The Russian physicist Andrei Dmitrievich Sakharov (1921-1989), who won the Nobel Peace Prize in 1975, first came to prominence as the father of the Soviet hydrogen bomb.
Concerned at the implications his work had for the future of humankind, he sought to raise awareness of the dangers of the nuclear arms race. His efforts proved partially successful with the signing of the 1963 nuclear test ban treaty.
In the USSR, Sakharov was seen as a subversive dissident. In 1970, he founded a committee to defend human rights and victims of political trials. Despite increasing pressure from the government, Sakharov not only sought the release of dissidents in his country but became one of the regime's most courageous critics, embodying the crusade against the denial of fundamental rights. In 1975 he was awarded the Nobel Peace Prize in recognition of his efforts.

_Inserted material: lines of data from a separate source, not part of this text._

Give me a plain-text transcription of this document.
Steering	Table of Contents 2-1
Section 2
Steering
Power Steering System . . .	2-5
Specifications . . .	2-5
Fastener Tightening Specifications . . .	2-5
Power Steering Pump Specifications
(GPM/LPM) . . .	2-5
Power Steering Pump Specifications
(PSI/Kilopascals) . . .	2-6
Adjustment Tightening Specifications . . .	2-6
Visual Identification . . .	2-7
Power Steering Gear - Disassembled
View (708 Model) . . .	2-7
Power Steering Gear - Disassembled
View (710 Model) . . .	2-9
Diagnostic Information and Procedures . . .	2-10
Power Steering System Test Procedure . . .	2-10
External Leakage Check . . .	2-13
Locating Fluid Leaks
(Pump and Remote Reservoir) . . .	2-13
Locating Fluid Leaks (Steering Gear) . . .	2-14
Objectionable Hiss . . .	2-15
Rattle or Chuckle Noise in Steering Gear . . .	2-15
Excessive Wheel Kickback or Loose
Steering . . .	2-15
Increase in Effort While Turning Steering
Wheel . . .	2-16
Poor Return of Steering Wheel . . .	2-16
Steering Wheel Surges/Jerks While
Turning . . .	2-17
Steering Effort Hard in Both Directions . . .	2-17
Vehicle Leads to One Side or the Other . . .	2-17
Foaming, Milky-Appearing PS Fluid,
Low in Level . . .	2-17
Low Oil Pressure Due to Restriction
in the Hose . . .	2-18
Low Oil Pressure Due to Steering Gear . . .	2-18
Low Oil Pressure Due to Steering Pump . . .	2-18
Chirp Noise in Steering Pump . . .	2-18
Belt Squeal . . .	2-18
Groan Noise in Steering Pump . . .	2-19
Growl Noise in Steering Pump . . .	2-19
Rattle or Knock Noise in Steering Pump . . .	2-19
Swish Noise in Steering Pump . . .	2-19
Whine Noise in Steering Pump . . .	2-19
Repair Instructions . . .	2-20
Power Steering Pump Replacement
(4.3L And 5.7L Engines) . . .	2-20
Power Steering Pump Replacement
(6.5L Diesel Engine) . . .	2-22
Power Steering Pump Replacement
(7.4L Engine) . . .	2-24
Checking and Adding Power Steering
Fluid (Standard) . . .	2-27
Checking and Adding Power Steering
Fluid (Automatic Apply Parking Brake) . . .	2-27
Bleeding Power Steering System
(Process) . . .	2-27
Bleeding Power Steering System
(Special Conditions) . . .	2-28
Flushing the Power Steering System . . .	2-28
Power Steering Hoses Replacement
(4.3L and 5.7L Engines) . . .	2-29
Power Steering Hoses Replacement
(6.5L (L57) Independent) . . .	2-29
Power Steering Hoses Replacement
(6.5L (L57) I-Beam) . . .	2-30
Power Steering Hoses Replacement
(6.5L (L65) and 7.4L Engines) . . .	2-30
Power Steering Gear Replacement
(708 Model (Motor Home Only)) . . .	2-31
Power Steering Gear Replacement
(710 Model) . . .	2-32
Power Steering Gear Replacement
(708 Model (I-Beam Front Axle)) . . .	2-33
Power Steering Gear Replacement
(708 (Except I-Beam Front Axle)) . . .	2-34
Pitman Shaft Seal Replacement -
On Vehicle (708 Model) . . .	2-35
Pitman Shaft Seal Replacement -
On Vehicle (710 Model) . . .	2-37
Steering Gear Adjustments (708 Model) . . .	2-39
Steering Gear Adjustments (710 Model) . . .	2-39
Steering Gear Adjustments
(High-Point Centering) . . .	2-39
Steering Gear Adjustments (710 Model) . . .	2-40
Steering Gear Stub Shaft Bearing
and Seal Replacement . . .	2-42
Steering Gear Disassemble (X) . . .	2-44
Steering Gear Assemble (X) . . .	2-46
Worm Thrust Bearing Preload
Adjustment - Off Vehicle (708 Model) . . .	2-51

Andrei Sakharov was exiled to Gorky by the Soviet authorities in order to limit his contacts with foreigners. There he learnt that the European Parliament intended to create a prize for freedom of thought which would bear his name. From his exile he sent a message to the European Parliament in 1987, giving his permission for his name to be given to the prize and saying how moved he was. He rightly saw the prize as an encouragement to all those who, like him, had committed themselves to championing human rights.
The prize that bears his name goes far beyond borders, even those of oppressive regimes, to reward human rights activists and dissidents all over the world.